Самиздат: [Регистрация] [Найти] [Рейтинги] [Обсуждения] [Новинки] [Обзоры] [Помощь|Техвопросы]
Ссылки:
Школа кожевенного мастерства: сумки, ремни своими руками
 Ваша оценка:


Год Быка

  
   Год Быка по восточному календарю наступает в феврале и по поверью, чтобы он прошел удачно, его непременно нужно встретить с первыми лучами восходящего солнца. Как говорят, обычно год наиболее счастливо складывается для тех, кто родился под знаком этого года. У меня же все наоборот. Пожалуй, самые большие потрясения в моей жизни связаны именно с годом Быка - годом моего рождения.

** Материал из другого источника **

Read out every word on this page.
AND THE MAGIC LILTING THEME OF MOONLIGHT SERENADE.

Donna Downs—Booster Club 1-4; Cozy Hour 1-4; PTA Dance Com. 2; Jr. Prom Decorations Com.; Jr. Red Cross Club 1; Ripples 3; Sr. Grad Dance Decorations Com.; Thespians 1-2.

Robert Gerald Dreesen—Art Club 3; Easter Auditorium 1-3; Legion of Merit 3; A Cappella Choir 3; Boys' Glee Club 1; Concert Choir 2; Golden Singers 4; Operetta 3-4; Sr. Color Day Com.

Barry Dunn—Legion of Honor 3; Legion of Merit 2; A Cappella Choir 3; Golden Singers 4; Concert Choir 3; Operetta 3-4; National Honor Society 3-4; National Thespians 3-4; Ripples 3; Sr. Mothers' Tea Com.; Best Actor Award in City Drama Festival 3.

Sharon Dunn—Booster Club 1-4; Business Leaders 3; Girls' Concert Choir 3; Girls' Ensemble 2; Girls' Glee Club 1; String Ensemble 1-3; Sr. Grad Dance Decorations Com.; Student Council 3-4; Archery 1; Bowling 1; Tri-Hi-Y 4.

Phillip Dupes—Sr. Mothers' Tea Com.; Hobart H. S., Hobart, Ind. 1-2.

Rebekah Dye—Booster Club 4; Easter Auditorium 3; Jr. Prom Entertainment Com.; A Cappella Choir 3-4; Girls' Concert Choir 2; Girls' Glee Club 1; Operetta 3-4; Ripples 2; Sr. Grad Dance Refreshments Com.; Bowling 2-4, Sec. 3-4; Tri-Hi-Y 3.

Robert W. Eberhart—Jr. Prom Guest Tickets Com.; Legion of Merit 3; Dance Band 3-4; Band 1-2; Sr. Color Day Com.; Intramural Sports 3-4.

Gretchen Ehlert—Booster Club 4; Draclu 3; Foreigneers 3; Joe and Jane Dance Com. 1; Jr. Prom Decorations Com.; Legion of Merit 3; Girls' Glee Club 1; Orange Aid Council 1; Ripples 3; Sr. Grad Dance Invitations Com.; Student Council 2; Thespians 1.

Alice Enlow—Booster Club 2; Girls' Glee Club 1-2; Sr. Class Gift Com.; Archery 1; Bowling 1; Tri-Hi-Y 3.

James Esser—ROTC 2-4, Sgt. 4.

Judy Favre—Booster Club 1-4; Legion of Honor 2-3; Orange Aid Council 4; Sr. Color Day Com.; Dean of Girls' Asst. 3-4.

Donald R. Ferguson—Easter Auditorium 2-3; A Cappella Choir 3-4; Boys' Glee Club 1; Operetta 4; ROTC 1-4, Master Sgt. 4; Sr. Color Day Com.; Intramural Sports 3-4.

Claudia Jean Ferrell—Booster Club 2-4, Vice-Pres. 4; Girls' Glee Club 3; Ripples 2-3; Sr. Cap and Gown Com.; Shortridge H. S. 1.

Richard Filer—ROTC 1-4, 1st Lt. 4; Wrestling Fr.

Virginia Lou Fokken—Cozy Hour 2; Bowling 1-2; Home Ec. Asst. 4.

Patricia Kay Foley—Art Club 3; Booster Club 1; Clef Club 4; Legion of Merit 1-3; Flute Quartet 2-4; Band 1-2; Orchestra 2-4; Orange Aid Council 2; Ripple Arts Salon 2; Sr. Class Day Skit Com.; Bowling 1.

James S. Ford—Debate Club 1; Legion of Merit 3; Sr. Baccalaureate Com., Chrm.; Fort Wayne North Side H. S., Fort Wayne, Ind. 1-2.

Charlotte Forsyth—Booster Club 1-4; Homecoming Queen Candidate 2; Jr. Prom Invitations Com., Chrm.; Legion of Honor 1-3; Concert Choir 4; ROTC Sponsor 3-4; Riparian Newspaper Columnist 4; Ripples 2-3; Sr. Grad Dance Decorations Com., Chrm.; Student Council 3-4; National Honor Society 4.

   Мне было двенадцать лет, когда я случайно узнала страшную правду. Я искала в отцовской библиотеке книгу, которую я обещала своей учительнице. Библиотека у отца была уникальная, но нужной мне книги не было видно. Наконец-то я ее обнаружила на самой верхней полке под увесистой Библией дореволюционного издания. Чтобы побыстрее закруглиться со своими затянувшимися поисками, я нетерпеливо стала вытягивать книгу, не удосужившись отложить в сторону Библию. Библия грохнулась на пол, выронив в полете какой-то пожелтевший листок. Я испуганно слезла вниз, опасаясь, что если старинная книга рассыпалась по моей вине, мне влетит от отца. К счастью, книга была цела, а выпавший листок был не что иное, как старое письмо отца своему другу. Я, вообще, обожала читать всякие письма, тем более, что в нашем доме этого добра всегда было достаточно благодаря профессии моих родителей журналистов. Я с любопытством принялась читать знакомый размашистый почерк отца и ... окаменела. Нет, не окаменела, а ... умерла. Нет, не умерла, а еще хуже ... опустела. Душа оторвалась от моего детского тела, оставив вместо себя черную зияющую пустоту. Такое чувство я испытала тогда впервые и не ведала, что испытаю это еще и еще и именно в год Быка - год моего рождения. Отец писал своему близкому другу детства в Москву, что вынужден переехать из родного Сололаки в другой район города из опасения, чтобы Нинке (т. е. мне) никто не рассказал тайну ее удочерения. Письмо было датировано декабрем 1961 года и, по-видимому, так и не отправлено. По рассказам родителей я знала, что самый близкий друг отца погиб зимой 1961 года в автокатастрофе. Может, когда отец писал это письмо, его друга уже не было в живых.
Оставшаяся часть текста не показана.